Тюбик хвастался. Светился довольством. Был убеждён: он — благодетель, радетель о нашем благе и наших животах. Он ждал от меня благодарности.

Я встал и пошёл к двери.

— Ты чего это?! — Тюбик вскочил, растерянно затоптался передо мной.

— Извините, Валентин Аскольдович, я спешу, я совсем забыл, у меня срочное дело.

— Ты чего это? Ты зачем это так официально? Ты чего это? Я же от всей души!

А ведь он и в школе умел устроиться лучше всех: за границу катался по обмену учащихся-художников, ходил в начальниках — был секретарем классного бюро комсомола, потом школы. Почему же в школе меня это никак не задевало? Тюбик и Тюбик. Пиво с ним пил в парке культуры имени Горького, в пинг-понг играл, в кафе «Паланга» с ним жрать ходил и думать не думал о его особом положении. Вот, оказывается, в какие игрушки он ещё с мальчишек играл! Здесь успел выбить себе персональную выставку, иностранцев принимает.

Я хотел обойти Тюбика, но он собой заслонил дверь — не в драку же лезть с таким танком?!

— Ты что, Птаха, не хочешь научиться жить?! Я, Птаха, бесплатно даю тебе советы, можно сказать, веду за руку. Ты, Гришка, не пробрасывайся мною.

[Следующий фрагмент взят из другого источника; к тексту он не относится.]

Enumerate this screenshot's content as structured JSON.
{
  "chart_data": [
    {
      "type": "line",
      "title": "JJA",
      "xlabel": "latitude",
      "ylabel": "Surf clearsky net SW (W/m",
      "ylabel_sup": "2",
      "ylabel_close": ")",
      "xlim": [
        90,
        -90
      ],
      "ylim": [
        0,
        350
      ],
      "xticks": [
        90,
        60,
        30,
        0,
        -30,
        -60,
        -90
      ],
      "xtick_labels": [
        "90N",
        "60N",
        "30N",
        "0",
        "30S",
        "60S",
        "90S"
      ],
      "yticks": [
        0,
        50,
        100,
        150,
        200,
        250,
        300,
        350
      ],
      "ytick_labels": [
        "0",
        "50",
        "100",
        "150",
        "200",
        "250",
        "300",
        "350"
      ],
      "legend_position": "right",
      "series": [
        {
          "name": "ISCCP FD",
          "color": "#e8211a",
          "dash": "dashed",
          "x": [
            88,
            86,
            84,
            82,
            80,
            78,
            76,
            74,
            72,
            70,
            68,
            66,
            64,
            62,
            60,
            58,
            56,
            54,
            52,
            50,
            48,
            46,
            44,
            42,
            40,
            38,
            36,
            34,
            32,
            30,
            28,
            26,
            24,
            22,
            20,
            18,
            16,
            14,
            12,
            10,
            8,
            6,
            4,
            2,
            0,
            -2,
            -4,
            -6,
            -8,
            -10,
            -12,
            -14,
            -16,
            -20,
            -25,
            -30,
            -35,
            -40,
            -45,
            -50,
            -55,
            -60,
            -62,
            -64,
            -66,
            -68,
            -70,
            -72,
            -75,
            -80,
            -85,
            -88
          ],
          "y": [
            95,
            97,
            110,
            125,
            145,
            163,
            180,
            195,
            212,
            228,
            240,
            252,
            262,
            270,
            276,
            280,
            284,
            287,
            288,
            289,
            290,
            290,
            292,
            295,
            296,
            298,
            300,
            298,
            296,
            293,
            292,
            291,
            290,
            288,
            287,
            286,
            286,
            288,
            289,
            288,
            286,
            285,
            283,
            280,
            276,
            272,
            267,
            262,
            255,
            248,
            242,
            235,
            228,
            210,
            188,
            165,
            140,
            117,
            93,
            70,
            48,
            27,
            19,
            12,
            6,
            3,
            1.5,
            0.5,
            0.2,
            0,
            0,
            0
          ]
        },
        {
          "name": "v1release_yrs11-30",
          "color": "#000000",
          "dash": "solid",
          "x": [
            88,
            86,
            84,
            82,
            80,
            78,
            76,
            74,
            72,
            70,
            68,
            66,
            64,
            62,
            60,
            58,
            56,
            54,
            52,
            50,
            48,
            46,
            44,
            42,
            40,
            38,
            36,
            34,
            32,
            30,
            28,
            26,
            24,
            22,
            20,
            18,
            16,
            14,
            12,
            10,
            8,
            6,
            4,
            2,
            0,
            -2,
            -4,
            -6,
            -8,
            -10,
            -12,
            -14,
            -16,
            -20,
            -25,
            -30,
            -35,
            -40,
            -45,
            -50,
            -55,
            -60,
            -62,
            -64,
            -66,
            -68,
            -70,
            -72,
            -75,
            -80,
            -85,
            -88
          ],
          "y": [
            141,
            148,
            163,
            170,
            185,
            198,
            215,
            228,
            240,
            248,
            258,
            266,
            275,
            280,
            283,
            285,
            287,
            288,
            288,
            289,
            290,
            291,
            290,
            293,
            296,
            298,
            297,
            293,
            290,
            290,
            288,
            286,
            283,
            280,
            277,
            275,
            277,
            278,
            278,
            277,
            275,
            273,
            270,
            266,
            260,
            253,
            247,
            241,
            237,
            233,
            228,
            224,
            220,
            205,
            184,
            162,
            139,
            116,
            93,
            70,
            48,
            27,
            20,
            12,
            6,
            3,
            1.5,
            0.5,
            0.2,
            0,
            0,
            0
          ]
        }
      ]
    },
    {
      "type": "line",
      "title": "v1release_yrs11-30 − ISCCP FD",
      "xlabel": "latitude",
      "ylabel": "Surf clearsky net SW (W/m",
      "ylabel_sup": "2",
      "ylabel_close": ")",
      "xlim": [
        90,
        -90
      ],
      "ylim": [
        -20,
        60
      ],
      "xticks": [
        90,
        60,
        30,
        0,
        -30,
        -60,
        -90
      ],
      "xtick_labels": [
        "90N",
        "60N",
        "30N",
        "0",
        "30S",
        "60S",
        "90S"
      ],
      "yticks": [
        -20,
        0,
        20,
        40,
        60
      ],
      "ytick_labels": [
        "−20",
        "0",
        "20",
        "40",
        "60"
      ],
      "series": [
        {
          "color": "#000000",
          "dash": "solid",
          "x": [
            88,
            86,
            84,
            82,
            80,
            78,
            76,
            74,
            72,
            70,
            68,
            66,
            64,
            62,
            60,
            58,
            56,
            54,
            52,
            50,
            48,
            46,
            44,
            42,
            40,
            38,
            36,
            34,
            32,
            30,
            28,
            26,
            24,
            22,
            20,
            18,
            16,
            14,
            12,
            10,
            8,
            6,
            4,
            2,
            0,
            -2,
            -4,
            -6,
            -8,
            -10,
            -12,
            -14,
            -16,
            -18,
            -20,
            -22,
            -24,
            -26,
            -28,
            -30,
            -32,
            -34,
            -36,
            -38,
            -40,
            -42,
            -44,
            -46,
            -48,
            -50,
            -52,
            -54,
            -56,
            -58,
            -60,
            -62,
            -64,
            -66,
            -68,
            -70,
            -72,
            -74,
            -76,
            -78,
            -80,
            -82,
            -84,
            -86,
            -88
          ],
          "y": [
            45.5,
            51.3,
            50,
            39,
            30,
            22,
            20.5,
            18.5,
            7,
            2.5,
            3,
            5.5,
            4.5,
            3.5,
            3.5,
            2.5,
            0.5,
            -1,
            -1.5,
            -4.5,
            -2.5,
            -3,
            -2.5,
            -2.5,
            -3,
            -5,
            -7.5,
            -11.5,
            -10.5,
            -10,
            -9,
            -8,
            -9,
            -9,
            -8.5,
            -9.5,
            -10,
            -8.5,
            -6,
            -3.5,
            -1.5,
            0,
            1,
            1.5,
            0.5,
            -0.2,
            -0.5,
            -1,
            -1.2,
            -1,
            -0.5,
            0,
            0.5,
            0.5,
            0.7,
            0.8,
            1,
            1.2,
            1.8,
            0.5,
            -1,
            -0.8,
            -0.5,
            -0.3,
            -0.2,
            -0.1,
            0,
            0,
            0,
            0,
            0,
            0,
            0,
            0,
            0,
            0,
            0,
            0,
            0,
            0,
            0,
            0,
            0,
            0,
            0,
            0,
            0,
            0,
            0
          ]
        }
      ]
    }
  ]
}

Сильно уважаю дружбу и родство.

В кабинете стало сумеречно. Зимний день короток. Я плохо вижу лицо Тюбика и не могу придумать, что сказать. Я не знаю его языка. Как объяснить?.. Что объяснить: что лучше жизнь прожить нищим, чем превратиться в ужа, вползающего во все щели?! Тюбик не дурак, небось, и сам понимает. Каждый человек выбирает свой путь.

Снова на развилке дорог. Только в этот раз я сам решу, по какой мне двинуться.

— Пустите, Валентин Аскольдович, — прошу как можно любезнее. — Я в самом деле спешу. Очень вам благодарен за то, что вы решили помочь мне, но предложенная вами тема меня не интересует, я ничего не понимаю в сельском хозяйстве, я человек городской.

Зазвонил внутренний телефон, и Тюбик кинулся на зов начальства, а я благополучно выскочил на свободу.

Выскочить выскочил. И только тут вспомнил, что у меня в кармане рубль с мелочью. Как явлюсь домой без продуктов? Уже неделю ничего не приносил.